Die Hauptrollen sind mit Profis besetzt. Wie klappt das?

Markus Schlüter: Ich habe mit diesen Konstellationen immer nur gute Erfahrungen gemacht. Mit Birgit Heintel habe ich schon öfter zusammengearbeitet und stand auch schon selbst mit ihr am Rottweiler Zimmertheater auf der Bühne. Andreas Schäfer, unser Wilhelm Waidele, hat ganz viel Erfahrung auf dem Theater. Sie besetzen bei uns zwar die Hauptrollen. Trotzdem war es uns wichtig, sie nicht herauszuheben, sondern eine Einheit zu bilden. Und das funktioniert sehr gut. Das Ensemble muss im Mittelpunkt stehen. Jeder lernt von jedem. Die Amateure können sich etwas von der Arbeitsweise der Profis abschauen, und die Profis genießen die Spielfreude und die Einsatzbereitschaft der Amateure. Ganz ohne Allüren.

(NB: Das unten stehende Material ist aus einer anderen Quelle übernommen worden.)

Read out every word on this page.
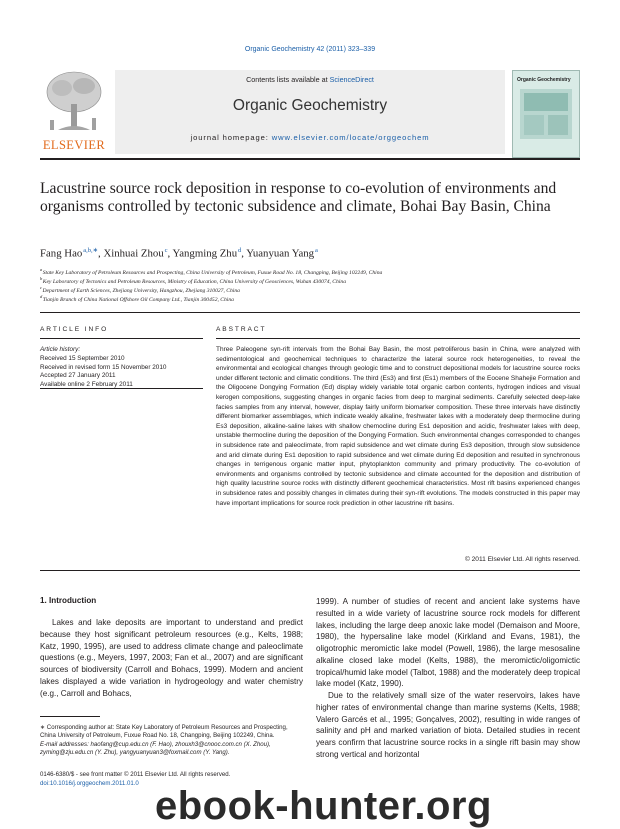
Organic Geochemistry 42 (2011) 323–339
ELSEVIER
Contents lists available at ScienceDirect
Organic Geochemistry
journal homepage: www.elsevier.com/locate/orggeochem
Organic Geochemistry
Lacustrine source rock deposition in response to co-evolution of environments and organisms controlled by tectonic subsidence and climate, Bohai Bay Basin, China
Fang Hao $^{a,b,∗}$, Xinhuai Zhou $^c$, Yangming Zhu $^d$, Yuanyuan Yang $^a$
$^a$ State Key Laboratory of Petroleum Resources and Prospecting, China University of Petroleum, Fuxue Road No. 18, Changping, Beijing 102249, China
$^b$ Key Laboratory of Tectonics and Petroleum Resources, Ministry of Education, China University of Geosciences, Wuhan 430074, China
$^c$ Department of Earth Sciences, Zhejiang University, Hangzhou, Zhejiang 310027, China
$^d$ Tianjin Branch of China National Offshore Oil Company Ltd., Tianjin 300452, China
ARTICLE INFO	ABSTRACT
Article history:
Received 15 September 2010
Received in revised form 15 November 2010
Accepted 27 January 2011
Available online 2 February 2011
Three Paleogene syn-rift intervals from the Bohai Bay Basin, the most petroliferous basin in China, were analyzed with sedimentological and geochemical techniques to characterize the lateral source rock heterogeneities, to reveal the environmental and ecological changes through geologic time and to construct depositional models for lacustrine source rocks under different tectonic and climatic conditions. The third (Es3) and first (Es1) members of the Eocene Shahejie Formation and the Oligocene Dongying Formation (Ed) display widely variable total organic carbon contents, hydrogen indices and visual kerogen compositions, suggesting changes in organic facies from deep to marginal sediments. Carefully selected deep-lake facies samples from any interval, however, display fairly uniform biomarker composition. These three intervals have distinctly different biomarker assemblages, which indicate weakly alkaline, freshwater lakes with a moderately deep thermocline during Es3 deposition, alkaline-saline lakes with shallow chemocline during Es1 deposition and acidic, freshwater lakes with deep, unstable thermocline during the deposition of the Dongying Formation. Such environmental changes corresponded to changes in subsidence rate and paleoclimate, from rapid subsidence and wet climate during Es3 deposition, through slow subsidence and arid climate during Es1 deposition to rapid subsidence and wet climate during Ed deposition and resulted in synchronous changes in terrigenous organic matter input, phytoplankton community and primary productivity. The co-evolution of environments and organisms controlled by tectonic subsidence and climate accounted for the deposition and distribution of high quality lacustrine source rocks with distinctly different geochemical characteristics. Most rift basins experienced changes in subsidence rates and possibly changes in climates during their syn-rift evolutions. The models constructed in this paper may have important implications for source rock prediction in other lacustrine rift basins.
© 2011 Elsevier Ltd. All rights reserved.
1. Introduction

Lakes and lake deposits are important to understand and predict because they host significant petroleum resources (e.g., Kelts, 1988; Katz, 1990, 1995), are used to address climate change and paleoclimate questions (e.g., Meyers, 1997, 2003; Fan et al., 2007) and are significant sources of biodiversity (Carroll and Bohacs, 1999). Modern and ancient lakes displayed a wide variation in hydrogeology and water chemistry (e.g., Carroll and Bohacs,

1999). A number of studies of recent and ancient lake systems have resulted in a wide variety of lacustrine source rock models for different lakes, including the large deep anoxic lake model (Demaison and Moore, 1980), the hypersaline lake model (Kirkland and Evans, 1981), the oligotrophic meromictic lake model (Powell, 1986), the large mesosaline alkaline closed lake model (Kelts, 1988), the meromictic/oligomictic tropical/humid lake model (Talbot, 1988) and the moderately deep tropical lake model (Katz, 1990).

Due to the relatively small size of the water reservoirs, lakes have higher rates of environmental change than marine systems (Kelts, 1988; Valero Garcés et al., 1995; Gonçalves, 2002), resulting in wide ranges of salinity and pH and marked variation of biota. Detailed studies in recent years confirm that lacustrine source rocks in a single rift basin may show strong vertical and horizontal

∗ Corresponding author at: State Key Laboratory of Petroleum Resources and Prospecting, China University of Petroleum, Fuxue Road No. 18, Changping, Beijing 102249, China.
E-mail addresses: haofang@cup.edu.cn (F. Hao), zhouxh3@cnooc.com.cn (X. Zhou), zyming@zju.edu.cn (Y. Zhu), yangyuanyuan3@foxmail.com (Y. Yang).
0146-6380/$ - see front matter © 2011 Elsevier Ltd. All rights reserved.
doi:10.1016/j.orggeochem.2011.01.0
ebook-hunter.org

Birgit Heintel, nach viel Organisation und Dramaturgie für das Regionentheater Abnobamons spielen Sie mal selber wieder – die Hauptrolle der patenten und ihren Kriegsheimkehrer Wilhelm Waidele so unbeirrbar liebenden Magd Lorle. Wie fühlt es sich an?

Birgit Heintel: Großartig! Die Geschichte ist unglaublich spannend, ich empfinde es als etwas ganz Besonderes, ein Stück Heimatgeschichte für das Publikum erlebbar zu machen. Die Figuren gehen einem sehr nahe. Teil davon sein zu dürfen, das mag ich sehr. Und natürlich genieße ich es, nach längerer Zeit hinter und um die Bühne herum wieder selbst zu spielen.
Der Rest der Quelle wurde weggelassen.